In meinem Abitur 1976 hatte ich eine mündliche Prüfung: in Mathematik ging es um 4 oder 5. Bestanden hatte ich so oder so, der Schnitt war so schlecht, dass er egal war (3,0). Also fiel ich absichtlich durch, um vor versammeltem Prüfungsausschuss meinen Mathelehrer zu blamieren. Die Grundrechenarten beherrschte ich so gut, dass sie mich von der Volksschule zum Gymnasium brachten, aber Geometrie blieb für mich eine Geheimwissenschaft. In unserer politischen Gegenwart sind nun aber schon die Grundrechenarten umstritten. Mathematik ist politisch.

Diese Erkenntnis hat sich im Kopf des ukrainischen Präsidenten Wolodymyr Selenskij so breitgemacht, dass er sie in Medieninterviews selbst thematisiert. Rechtzeitig zu Trump II schwant ihm nun auch öffentlich, dass die USA ihn über den Tisch gezogen haben. Und noch viel weiter ziehen wollen. Nur schade um die vielen Toten, Verletzten, Traumatisierten und Flüchtlinge.

Die Mehrheit der EU-Regierungen kennt den Trick längst, vermeidet darüber aber jeden öffentlichen Lärm, weil sie sich von Lobbyismus für ihren “eigenen” militärisch-industriellen Komplex mehr versprechen. Nicht politisch, aber betriebswirtschaftlich für ihren eigenen Clan. Näheres bei der Europaabgeordneten aus Düsseldorf, die mutmasslich ihren Parteifreund Lindner als Mandatsträgerin überdauern wird.

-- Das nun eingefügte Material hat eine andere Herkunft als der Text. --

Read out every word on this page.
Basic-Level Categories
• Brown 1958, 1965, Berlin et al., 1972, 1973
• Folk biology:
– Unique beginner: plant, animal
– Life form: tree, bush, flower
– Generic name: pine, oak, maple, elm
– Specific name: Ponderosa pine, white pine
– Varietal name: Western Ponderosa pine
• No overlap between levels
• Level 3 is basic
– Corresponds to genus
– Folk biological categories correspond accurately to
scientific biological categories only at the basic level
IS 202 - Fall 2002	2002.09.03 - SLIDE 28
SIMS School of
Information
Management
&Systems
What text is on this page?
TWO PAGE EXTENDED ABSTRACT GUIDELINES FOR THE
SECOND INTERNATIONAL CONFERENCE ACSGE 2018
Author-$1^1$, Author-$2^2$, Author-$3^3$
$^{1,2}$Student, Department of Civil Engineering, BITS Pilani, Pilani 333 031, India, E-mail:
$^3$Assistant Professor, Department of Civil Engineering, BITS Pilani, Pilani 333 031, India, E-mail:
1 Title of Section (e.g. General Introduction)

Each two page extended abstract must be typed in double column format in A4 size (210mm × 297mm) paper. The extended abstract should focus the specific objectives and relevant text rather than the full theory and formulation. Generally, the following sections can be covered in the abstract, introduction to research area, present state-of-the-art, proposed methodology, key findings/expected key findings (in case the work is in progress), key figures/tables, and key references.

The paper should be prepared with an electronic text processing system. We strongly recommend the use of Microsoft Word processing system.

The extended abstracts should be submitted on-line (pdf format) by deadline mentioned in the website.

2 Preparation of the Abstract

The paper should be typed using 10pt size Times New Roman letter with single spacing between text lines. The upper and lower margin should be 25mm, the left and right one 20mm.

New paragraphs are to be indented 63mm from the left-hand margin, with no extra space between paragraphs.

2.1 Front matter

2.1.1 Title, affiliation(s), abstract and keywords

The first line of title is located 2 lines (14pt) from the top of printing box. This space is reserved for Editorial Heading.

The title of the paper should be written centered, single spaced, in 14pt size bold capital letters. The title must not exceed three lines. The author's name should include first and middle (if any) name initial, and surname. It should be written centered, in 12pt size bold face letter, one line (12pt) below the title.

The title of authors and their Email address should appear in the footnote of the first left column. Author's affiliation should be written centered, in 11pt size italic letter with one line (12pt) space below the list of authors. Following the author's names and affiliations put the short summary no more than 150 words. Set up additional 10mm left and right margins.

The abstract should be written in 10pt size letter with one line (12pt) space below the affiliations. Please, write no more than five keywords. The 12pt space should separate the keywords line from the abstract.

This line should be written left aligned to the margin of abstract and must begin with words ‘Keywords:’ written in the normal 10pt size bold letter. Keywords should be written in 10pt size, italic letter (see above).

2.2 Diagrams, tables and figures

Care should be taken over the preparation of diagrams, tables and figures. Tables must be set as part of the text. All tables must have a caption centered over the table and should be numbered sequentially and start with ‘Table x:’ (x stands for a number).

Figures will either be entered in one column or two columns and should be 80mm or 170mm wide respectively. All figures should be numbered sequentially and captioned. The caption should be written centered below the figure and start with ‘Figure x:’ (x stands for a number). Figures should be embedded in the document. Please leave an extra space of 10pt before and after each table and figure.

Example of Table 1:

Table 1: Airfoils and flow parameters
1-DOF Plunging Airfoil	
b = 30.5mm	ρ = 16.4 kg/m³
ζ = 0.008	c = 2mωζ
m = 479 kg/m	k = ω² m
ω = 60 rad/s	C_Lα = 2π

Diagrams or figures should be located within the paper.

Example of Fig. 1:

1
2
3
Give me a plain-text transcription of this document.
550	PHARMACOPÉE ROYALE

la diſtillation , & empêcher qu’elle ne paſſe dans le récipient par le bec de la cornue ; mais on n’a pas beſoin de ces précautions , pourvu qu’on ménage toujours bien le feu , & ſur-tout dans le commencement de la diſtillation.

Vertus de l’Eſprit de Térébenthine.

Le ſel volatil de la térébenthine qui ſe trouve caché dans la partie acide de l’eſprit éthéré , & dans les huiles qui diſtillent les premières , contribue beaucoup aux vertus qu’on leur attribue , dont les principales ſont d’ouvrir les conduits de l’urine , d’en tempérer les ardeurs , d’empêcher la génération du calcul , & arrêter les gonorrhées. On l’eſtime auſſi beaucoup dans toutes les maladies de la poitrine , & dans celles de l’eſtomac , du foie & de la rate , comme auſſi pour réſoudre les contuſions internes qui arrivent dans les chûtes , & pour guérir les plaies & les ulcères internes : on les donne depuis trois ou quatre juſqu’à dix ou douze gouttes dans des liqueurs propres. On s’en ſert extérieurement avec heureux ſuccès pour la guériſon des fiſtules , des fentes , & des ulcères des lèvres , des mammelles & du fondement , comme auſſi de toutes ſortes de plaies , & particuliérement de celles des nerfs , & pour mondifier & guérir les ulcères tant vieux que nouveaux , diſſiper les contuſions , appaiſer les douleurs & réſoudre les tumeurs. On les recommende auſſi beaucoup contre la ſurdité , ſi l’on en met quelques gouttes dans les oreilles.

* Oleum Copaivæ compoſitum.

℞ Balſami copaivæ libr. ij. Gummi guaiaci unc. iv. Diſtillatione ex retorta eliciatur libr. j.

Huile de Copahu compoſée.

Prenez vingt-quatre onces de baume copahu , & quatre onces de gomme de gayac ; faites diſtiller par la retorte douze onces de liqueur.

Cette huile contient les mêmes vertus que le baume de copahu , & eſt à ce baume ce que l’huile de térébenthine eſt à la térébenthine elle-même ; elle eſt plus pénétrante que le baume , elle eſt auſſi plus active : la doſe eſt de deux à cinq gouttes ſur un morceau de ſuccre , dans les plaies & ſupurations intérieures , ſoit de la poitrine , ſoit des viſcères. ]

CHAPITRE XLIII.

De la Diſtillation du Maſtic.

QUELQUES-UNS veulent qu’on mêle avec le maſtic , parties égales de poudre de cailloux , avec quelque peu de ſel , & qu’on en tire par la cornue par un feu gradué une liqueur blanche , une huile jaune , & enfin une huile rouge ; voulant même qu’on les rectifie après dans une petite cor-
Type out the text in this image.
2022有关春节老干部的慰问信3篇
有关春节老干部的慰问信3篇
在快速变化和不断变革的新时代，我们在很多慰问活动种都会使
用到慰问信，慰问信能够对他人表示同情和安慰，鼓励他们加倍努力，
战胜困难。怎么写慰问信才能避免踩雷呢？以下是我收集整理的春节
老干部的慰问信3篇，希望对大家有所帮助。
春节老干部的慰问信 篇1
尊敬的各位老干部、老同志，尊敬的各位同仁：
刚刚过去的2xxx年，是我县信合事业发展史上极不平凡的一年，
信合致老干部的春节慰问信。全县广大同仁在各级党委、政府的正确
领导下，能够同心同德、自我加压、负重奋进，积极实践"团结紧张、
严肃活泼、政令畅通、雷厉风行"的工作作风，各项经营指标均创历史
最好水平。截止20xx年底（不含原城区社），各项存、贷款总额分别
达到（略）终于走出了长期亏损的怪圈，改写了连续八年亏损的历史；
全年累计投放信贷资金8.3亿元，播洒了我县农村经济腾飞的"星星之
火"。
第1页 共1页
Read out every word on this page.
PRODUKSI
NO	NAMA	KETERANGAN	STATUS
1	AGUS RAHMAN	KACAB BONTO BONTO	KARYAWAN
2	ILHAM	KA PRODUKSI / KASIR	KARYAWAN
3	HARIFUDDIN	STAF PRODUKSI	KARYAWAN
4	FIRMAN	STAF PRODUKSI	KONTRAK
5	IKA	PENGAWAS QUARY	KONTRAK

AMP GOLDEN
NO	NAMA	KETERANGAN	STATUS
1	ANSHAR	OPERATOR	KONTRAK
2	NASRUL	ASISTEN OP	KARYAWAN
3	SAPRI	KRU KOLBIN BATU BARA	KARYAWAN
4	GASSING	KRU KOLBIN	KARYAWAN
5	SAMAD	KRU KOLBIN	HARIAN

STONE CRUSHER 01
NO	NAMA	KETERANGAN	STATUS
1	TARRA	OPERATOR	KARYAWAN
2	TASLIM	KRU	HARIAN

Was nun Selenskij und sein schwanen des Unheils betrifft, darüber berichtet heute Florian Rötzer aus allgemein zugänglichen internationalen Medienquellen: Selenskij wirft den Vereinigten Staaten Korruption oder Lobbyismus vor – Der ukrainische Präsident Wolodymyr Selenskij warf in einem Gespräch mit der Nachrichtenagentur AP der Biden-Regierung vor, nur einen Teil der versprochenen Militärhilfe geliefert zu haben.” Olaf Scholz würde heimlich in sich hineinmurmeln “Sarichdoch”, aber der hat ja gar keine Zeit, das zu lesen.

Der Trick von Biden und Trump ist so einfach wie durchsichtig: Aufrüstung ist volkswirtschaftlich betrachtet Vernichtung von – potenziell produktivem – Kapital. Also sollen die dummen Europäer*inn*en mehr bestellen und kaufen, und zwar am besten gleich bei deren weltmarktbeherrschender und technisch überlegener Rüstungsindustrie, um massenhaft Jobs für weisse amerikanische Männer zu sichern. Und die Profite der Buddies in den Konzernführungen. Im von Trump zu entfesselnden globalen Wirtschaftskrieg wäre EU-Europa dann schon erledigt, bevor es richtig losgeht. Dummheit muss bestraft werden …

Embedded Journalism

Dazu gäbe es unendlich zu schreiben. Das Problem ist der Kopf des Fisches. Je prominenter und prominenter bezahlt, umso erschütternder der Mangel an Intelligenz und Wissen.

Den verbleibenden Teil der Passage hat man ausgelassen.